Эпоха великих открытий в школе девяностых годов - страница 23



Той нормальности, относительно которой мы уже цитировали Бориса Братуся, утверждающего, что «нравственная ориентация составляет суть, путеводную нить нормального развития, является критерием и отражением личностного здоровья… А центральной, системообразующей характеристикой человека является его способ отношения к другому человеку».

Такова направленность тех великих открытий, которым посвящена эта книга. Открытий, созревших к восьмидесятым годам и выплеснувшимся широкой волной в их завершении.
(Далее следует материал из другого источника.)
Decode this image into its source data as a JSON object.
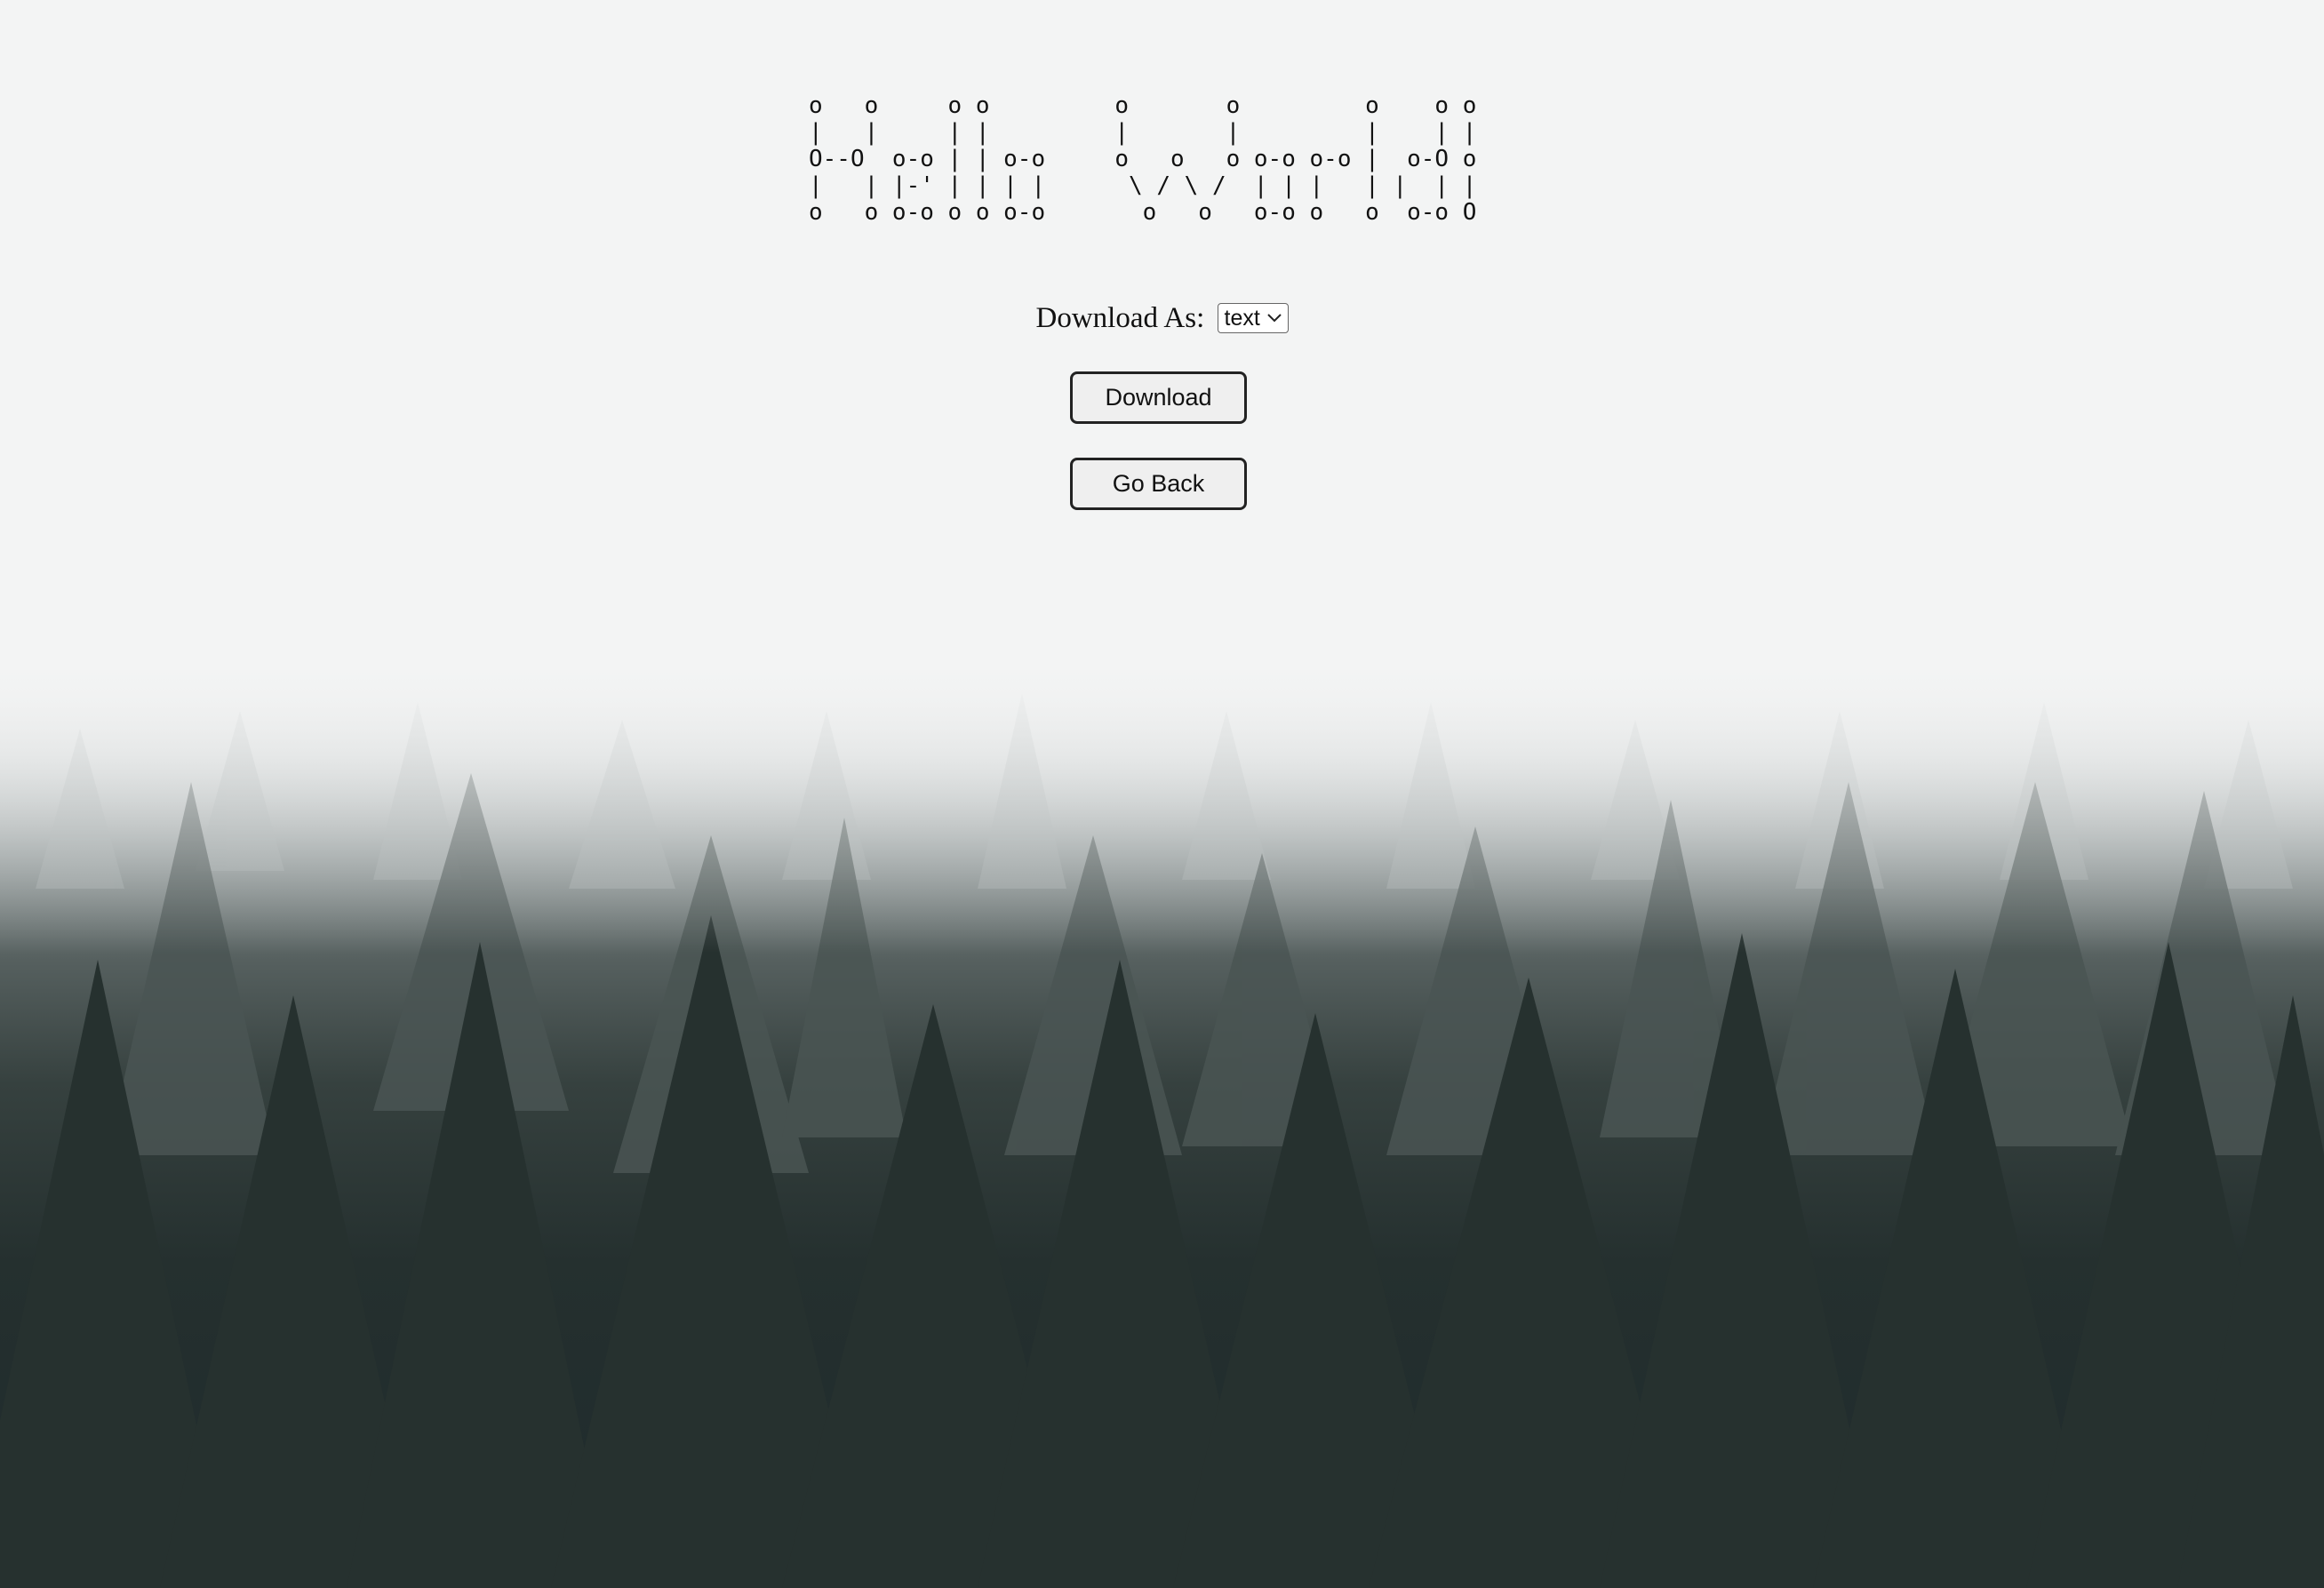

Они переворачивают наши представления – хотя за ними очерчивается всего лишь возможность нормальной школы. Школы для всех, где судьбы детей не используются в качестве сырья для функционирования образовательной машины. Школы, где умеют учить, не калеча.


1996–2005

Часть вторая. Школа для подростка. Дидактика общего успеха

Эту часть книги можно было бы назвать «после Шаталова». Речь идёт не о его последователях, а о людях, с разных сторон и по-разному подошедших к решению «шаталовских» задач: «как учить и научить всех» и «как превратить опыт обучения в точку опору в жизни».
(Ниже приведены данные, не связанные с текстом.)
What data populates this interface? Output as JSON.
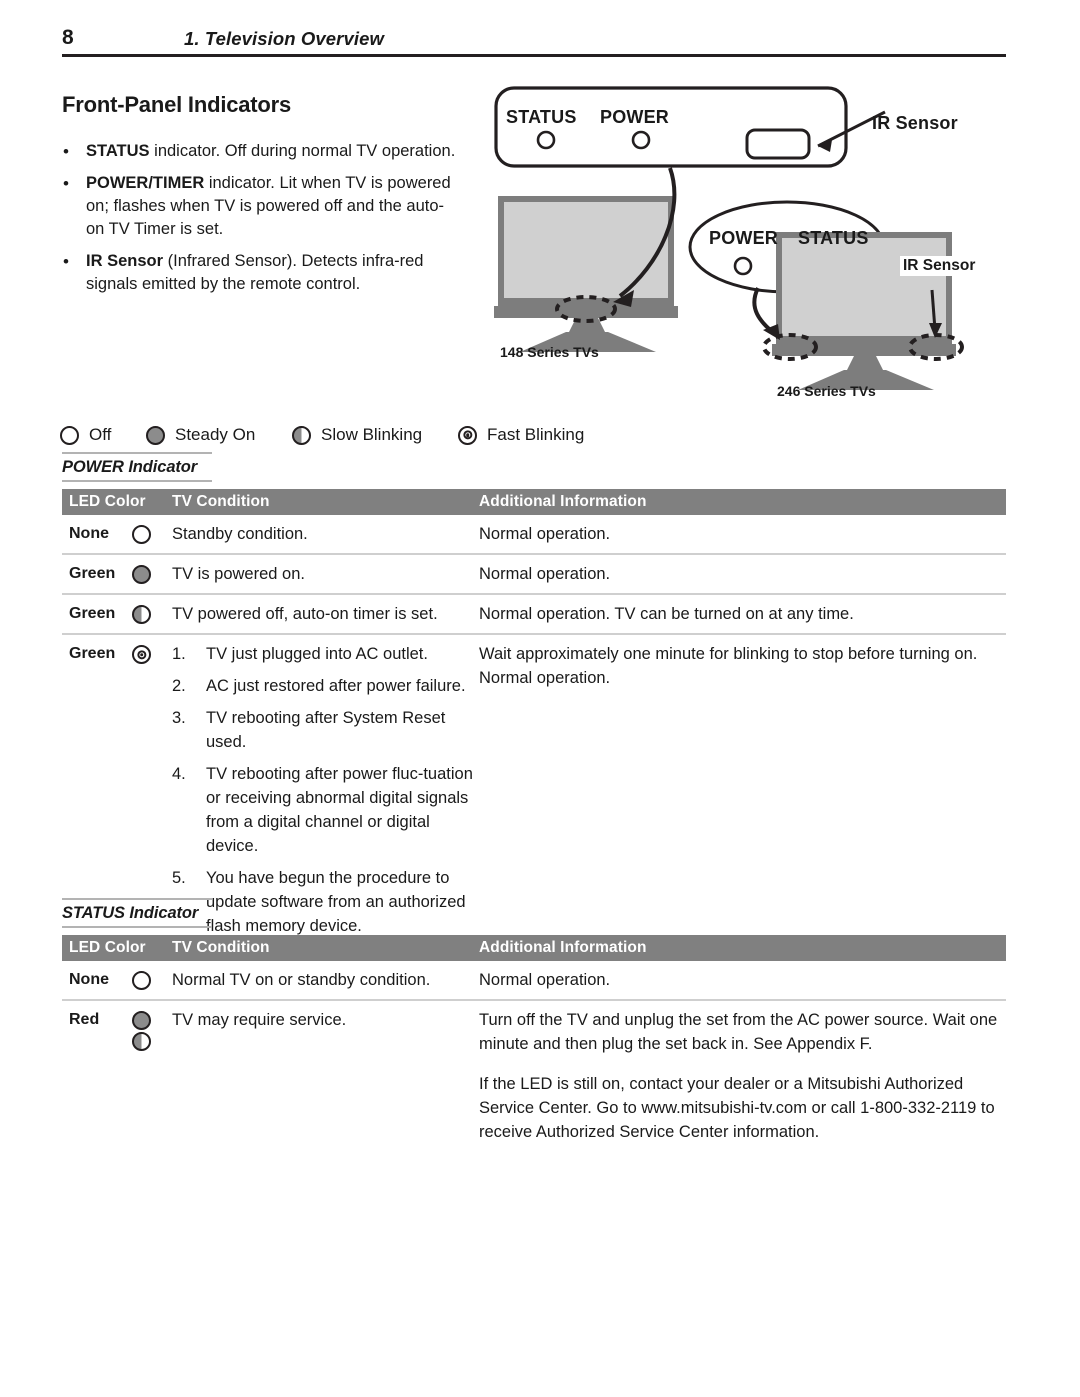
{
  "page": {
    "number": "8",
    "chapter_title": "1.  Television Overview",
    "section_heading": "Front-Panel Indicators"
  },
  "bullets": [
    {
      "marker": "•",
      "bold": "STATUS",
      "rest": " indicator.  Off during normal TV operation."
    },
    {
      "marker": "•",
      "bold": "POWER/TIMER",
      "rest": " indicator.  Lit when TV is powered on; flashes when TV is powered off and the auto-on TV Timer is set."
    },
    {
      "marker": "•",
      "bold": "IR Sensor",
      "rest": " (Infrared Sensor).  Detects infra-red signals emitted by the remote control."
    }
  ],
  "diagram": {
    "panel_bar": {
      "status_label": "STATUS",
      "power_label": "POWER",
      "ir_sensor_label": "IR Sensor"
    },
    "oval_callout": {
      "power_label": "POWER",
      "status_label": "STATUS"
    },
    "tv_left_caption": "148 Series TVs",
    "tv_right_caption": "246 Series TVs",
    "tv_right_ir_label": "IR Sensor"
  },
  "legend": [
    {
      "icon": "led-off-icon",
      "label": "Off"
    },
    {
      "icon": "led-steady-icon",
      "label": "Steady On"
    },
    {
      "icon": "led-slow-icon",
      "label": "Slow Blinking"
    },
    {
      "icon": "led-fast-icon",
      "label": "Fast Blinking"
    }
  ],
  "power_table": {
    "caption": "POWER Indicator",
    "headers": {
      "led_color": "LED Color",
      "tv_condition": "TV Condition",
      "additional_information": "Additional Information"
    },
    "rows": [
      {
        "led_color": "None",
        "led_icons": [
          "led-off-icon"
        ],
        "condition": "Standby condition.",
        "additional": [
          "Normal operation."
        ]
      },
      {
        "led_color": "Green",
        "led_icons": [
          "led-steady-icon"
        ],
        "condition": "TV is powered on.",
        "additional": [
          "Normal operation."
        ]
      },
      {
        "led_color": "Green",
        "led_icons": [
          "led-slow-icon"
        ],
        "condition": "TV powered off, auto-on timer is set.",
        "additional": [
          "Normal operation.  TV can be turned on at any time."
        ]
      },
      {
        "led_color": "Green",
        "led_icons": [
          "led-fast-icon"
        ],
        "condition_list": [
          {
            "n": "1.",
            "text": "TV just plugged into AC outlet."
          },
          {
            "n": "2.",
            "text": "AC just restored after power failure."
          },
          {
            "n": "3.",
            "text": "TV rebooting after System Reset used."
          },
          {
            "n": "4.",
            "text": "TV rebooting after power fluc-tuation or receiving abnormal digital signals from a digital channel or digital device."
          },
          {
            "n": "5.",
            "text": "You have begun the procedure to update software from an authorized flash memory device."
          }
        ],
        "additional": [
          "Wait approximately one minute for blinking to stop before turning on.  Normal operation."
        ]
      }
    ]
  },
  "status_table": {
    "caption": "STATUS Indicator",
    "headers": {
      "led_color": "LED Color",
      "tv_condition": "TV Condition",
      "additional_information": "Additional Information"
    },
    "rows": [
      {
        "led_color": "None",
        "led_icons": [
          "led-off-icon"
        ],
        "condition": "Normal TV on or standby condition.",
        "additional": [
          "Normal operation."
        ]
      },
      {
        "led_color": "Red",
        "led_icons": [
          "led-steady-icon",
          "led-slow-icon"
        ],
        "condition": "TV may require service.",
        "additional": [
          "Turn off the TV and unplug the set from the AC power source.  Wait one minute and then plug the set back in.  See Appendix F.",
          "If the LED is still on, contact your dealer or a Mitsubishi Authorized Service Center.  Go to www.mitsubishi-tv.com or call 1-800-332-2119 to receive Authorized Service Center information."
        ]
      }
    ]
  },
  "colors": {
    "header_band": "#808080",
    "rule": "#231f20",
    "row_divider": "#cfcfcf",
    "led_fill": "#8c8c8c",
    "tv_screen": "#d0d0d0",
    "tv_body": "#7d7d7d"
  }
}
Известно злоключение с термином «педагоги-новаторы». Его ввели в оборот, желая подчеркнуть уникальность авторов выдающихся открытий – а в каждом районе принялись составлять списки своих новаторов. Сколько не объясняли, что так нельзя – без толку. Но стоит ли сетовать на недалёкость энтузиастов из роно? Они расслышали слово именно так, как оно в советском языке и установлено. Новаторство – дело массовое, новаторов и должны быть тысячи.

У слова новатор есть общепринятый синоним: рационализатор. Человек, нашедший способы повысить производительность труда, экономичность, эффективность. Личность замечательная, достойная поощрения, но вполне многочисленная.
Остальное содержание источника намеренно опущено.